Laser Interaction with Matter at Extremes
The Laser Interaction with Matter at Extremes (LIME) group, established in 2016, currently comprises eight PhD researchers. The group's primary focus lies in intense laser–plasma interactions, including tabletop accelerators, laser-driven nuclear fusion, and proton beam therapy. Central to their work is the acceleration of high-energy ion beams—reaching up to several tens of mega-electron-volts per nucleon—through the interaction of ultra-short, intense laser pulses with solid targets. This is among the most dynamic areas of current research and has led to the generation of high-brightness, collimated, laminar ion beams with high energy cutoffs. These beams hold significant promise for developing compact ion accelerators, especially for medical applications.

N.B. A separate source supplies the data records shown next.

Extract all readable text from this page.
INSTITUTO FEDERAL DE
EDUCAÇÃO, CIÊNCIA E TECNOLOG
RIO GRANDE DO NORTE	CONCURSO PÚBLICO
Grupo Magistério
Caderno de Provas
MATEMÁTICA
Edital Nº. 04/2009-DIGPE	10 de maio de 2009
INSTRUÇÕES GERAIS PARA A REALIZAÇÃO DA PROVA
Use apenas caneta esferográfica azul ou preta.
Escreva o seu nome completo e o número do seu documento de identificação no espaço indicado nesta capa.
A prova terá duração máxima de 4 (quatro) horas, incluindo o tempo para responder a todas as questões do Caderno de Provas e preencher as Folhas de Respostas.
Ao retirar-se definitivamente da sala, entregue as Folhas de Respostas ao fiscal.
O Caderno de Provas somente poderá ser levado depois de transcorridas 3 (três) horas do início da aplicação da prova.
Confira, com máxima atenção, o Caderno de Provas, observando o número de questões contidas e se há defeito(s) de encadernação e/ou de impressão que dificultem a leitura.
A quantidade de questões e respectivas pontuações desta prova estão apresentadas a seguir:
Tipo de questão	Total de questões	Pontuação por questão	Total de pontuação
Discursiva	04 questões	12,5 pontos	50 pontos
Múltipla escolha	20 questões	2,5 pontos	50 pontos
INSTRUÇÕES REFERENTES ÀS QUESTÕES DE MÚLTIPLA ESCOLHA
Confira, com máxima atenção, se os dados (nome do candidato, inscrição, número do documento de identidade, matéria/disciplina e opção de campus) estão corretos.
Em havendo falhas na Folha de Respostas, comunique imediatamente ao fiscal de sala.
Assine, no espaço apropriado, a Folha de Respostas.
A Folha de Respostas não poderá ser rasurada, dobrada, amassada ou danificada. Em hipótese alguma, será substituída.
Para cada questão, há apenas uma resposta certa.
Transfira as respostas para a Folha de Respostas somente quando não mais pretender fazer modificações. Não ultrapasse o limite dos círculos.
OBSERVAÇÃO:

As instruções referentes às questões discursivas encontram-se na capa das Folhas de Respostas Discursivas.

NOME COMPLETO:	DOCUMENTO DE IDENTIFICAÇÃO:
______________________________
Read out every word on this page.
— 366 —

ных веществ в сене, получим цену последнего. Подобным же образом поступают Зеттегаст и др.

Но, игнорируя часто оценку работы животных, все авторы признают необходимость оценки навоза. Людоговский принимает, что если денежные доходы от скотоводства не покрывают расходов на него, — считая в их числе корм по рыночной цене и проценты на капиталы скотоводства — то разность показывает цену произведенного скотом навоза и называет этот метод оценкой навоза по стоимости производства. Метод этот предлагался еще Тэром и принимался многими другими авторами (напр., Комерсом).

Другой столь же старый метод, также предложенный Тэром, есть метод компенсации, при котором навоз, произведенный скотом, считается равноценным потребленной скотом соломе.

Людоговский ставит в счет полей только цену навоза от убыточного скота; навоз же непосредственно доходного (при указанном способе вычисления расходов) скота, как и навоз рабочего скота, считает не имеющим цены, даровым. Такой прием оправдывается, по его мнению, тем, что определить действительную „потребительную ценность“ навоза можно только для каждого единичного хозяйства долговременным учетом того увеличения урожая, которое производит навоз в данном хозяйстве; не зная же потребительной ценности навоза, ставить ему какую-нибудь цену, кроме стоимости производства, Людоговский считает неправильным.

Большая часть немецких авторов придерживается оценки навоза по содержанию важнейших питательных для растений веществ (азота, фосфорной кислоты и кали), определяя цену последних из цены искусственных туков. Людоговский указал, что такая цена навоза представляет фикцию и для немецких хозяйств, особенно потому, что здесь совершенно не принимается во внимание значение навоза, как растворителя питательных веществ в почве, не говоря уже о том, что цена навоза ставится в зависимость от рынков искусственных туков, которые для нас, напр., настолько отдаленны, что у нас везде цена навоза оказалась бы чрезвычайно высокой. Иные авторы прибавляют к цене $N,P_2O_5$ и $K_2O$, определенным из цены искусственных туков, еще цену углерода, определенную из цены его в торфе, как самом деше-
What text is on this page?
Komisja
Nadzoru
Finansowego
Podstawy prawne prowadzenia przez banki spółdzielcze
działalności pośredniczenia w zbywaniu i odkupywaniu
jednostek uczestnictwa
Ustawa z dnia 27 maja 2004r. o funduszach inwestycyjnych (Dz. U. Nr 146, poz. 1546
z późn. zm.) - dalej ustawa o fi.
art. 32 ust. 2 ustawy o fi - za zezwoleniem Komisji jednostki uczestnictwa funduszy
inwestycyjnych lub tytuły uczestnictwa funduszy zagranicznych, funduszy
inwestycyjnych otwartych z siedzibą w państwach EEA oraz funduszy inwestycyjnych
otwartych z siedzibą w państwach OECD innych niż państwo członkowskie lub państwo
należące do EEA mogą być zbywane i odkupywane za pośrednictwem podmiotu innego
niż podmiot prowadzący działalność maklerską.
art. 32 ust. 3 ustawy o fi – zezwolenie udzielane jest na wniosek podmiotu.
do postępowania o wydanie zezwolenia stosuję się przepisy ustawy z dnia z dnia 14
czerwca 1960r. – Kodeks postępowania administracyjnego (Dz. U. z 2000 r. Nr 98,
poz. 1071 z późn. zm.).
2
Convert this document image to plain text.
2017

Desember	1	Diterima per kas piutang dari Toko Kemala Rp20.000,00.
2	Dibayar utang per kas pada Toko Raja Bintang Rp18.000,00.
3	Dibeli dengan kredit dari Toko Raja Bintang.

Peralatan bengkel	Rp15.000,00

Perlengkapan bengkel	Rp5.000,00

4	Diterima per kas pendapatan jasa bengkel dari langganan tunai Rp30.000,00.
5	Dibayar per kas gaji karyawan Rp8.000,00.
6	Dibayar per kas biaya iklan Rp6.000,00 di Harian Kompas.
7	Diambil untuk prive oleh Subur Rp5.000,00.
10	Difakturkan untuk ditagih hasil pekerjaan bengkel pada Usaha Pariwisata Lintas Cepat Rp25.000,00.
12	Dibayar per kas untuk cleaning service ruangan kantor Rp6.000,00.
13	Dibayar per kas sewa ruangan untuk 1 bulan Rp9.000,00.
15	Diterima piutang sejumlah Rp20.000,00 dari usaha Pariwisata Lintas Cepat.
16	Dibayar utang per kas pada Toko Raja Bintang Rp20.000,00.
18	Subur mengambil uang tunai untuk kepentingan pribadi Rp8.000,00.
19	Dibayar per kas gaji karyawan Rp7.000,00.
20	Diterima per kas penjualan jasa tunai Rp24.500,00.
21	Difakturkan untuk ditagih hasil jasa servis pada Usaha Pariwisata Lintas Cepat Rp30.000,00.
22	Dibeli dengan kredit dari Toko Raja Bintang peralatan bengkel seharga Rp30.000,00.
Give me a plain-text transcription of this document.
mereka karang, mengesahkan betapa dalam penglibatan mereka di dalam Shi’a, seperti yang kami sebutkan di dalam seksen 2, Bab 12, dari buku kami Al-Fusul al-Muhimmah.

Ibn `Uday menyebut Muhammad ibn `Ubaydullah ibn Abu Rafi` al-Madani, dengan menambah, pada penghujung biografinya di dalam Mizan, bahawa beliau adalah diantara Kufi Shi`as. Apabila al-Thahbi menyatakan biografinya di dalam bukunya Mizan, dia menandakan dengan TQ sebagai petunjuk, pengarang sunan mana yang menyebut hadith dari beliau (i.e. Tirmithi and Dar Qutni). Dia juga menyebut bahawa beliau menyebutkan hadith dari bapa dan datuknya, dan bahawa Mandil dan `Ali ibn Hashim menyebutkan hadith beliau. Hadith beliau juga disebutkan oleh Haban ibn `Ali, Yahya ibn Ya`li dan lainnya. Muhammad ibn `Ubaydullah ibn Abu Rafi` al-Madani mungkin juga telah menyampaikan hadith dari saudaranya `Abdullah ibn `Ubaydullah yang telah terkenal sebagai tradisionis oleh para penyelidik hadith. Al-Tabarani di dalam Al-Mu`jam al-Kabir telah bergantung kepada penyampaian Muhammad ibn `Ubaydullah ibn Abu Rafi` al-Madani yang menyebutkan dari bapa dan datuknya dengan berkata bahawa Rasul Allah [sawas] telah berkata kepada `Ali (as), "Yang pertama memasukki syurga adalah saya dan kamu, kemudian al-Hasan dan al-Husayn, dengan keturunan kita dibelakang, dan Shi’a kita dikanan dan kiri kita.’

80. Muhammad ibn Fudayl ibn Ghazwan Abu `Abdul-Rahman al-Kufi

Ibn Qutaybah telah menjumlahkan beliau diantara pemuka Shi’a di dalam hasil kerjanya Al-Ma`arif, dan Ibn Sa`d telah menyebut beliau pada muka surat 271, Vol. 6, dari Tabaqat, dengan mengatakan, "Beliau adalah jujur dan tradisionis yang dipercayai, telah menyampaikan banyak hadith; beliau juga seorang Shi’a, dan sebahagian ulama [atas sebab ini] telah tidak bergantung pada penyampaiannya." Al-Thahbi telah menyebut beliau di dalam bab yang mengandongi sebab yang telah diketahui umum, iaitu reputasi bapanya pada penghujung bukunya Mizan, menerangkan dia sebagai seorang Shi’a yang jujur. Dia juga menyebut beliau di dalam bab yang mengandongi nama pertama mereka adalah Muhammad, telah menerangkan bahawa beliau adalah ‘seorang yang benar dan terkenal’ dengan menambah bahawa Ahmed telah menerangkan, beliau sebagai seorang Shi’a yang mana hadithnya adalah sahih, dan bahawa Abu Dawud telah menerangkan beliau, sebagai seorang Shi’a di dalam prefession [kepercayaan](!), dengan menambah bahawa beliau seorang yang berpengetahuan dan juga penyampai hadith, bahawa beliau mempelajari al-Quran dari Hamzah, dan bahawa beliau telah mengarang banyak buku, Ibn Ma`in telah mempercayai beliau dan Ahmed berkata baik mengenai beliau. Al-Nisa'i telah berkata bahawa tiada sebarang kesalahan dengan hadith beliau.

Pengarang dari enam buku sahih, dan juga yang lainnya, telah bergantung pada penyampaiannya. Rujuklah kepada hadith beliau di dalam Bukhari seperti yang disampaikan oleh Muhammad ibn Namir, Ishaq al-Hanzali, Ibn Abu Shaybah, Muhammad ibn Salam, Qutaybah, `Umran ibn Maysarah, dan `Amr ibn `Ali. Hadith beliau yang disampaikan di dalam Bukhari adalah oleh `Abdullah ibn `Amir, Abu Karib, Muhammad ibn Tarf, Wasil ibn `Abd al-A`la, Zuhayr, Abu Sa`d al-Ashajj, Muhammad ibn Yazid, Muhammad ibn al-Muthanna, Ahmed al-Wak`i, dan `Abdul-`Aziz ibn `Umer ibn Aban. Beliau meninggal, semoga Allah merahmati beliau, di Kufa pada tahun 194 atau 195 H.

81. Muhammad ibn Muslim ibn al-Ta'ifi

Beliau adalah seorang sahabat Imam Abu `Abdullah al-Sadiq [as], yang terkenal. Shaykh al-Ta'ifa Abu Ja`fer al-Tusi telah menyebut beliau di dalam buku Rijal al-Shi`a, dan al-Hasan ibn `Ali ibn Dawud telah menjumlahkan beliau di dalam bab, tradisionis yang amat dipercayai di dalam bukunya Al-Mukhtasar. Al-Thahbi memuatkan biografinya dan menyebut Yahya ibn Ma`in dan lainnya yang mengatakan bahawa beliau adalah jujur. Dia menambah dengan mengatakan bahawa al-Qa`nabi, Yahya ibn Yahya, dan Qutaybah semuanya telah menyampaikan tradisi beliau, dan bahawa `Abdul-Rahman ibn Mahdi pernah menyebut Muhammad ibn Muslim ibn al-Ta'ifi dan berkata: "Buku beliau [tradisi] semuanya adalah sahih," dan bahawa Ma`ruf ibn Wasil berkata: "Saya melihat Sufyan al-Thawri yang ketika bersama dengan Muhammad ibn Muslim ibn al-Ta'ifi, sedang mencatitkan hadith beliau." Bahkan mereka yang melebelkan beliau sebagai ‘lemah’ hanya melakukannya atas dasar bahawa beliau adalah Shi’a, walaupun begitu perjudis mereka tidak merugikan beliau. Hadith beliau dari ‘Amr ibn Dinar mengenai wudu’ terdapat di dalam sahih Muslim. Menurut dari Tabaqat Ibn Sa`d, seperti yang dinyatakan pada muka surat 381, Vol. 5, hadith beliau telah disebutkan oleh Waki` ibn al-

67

Another key area of investigation is proton-boron (p-B) fusion, also known as aneutronic fusion. This reaction involves the fusion of protons with boron-11 nuclei to produce three alpha particles, without generating neutrons. The absence of neutron radiation makes p-B fusion a particularly attractive candidate for clean and safe power generation, as it avoids radioactive waste and other harmful byproducts. However, achieving and sustaining the extremely high temperatures and densities required for this reaction remains a major technical challenge.
The group is also actively exploring Laser Wakefield Acceleration (LWFA) to develop compact and cost-effective particle accelerators for medical and scientific use. By pushing the boundaries of laser–matter interaction, the LIME group aims to revolutionize the fields of particle acceleration, fusion energy, and laser-based medical technologies. Through cutting-edge research and innovation, the LIME group is dedicated to advancing fundamental understanding and real-world applications in laser plasma physics and high-energy density science.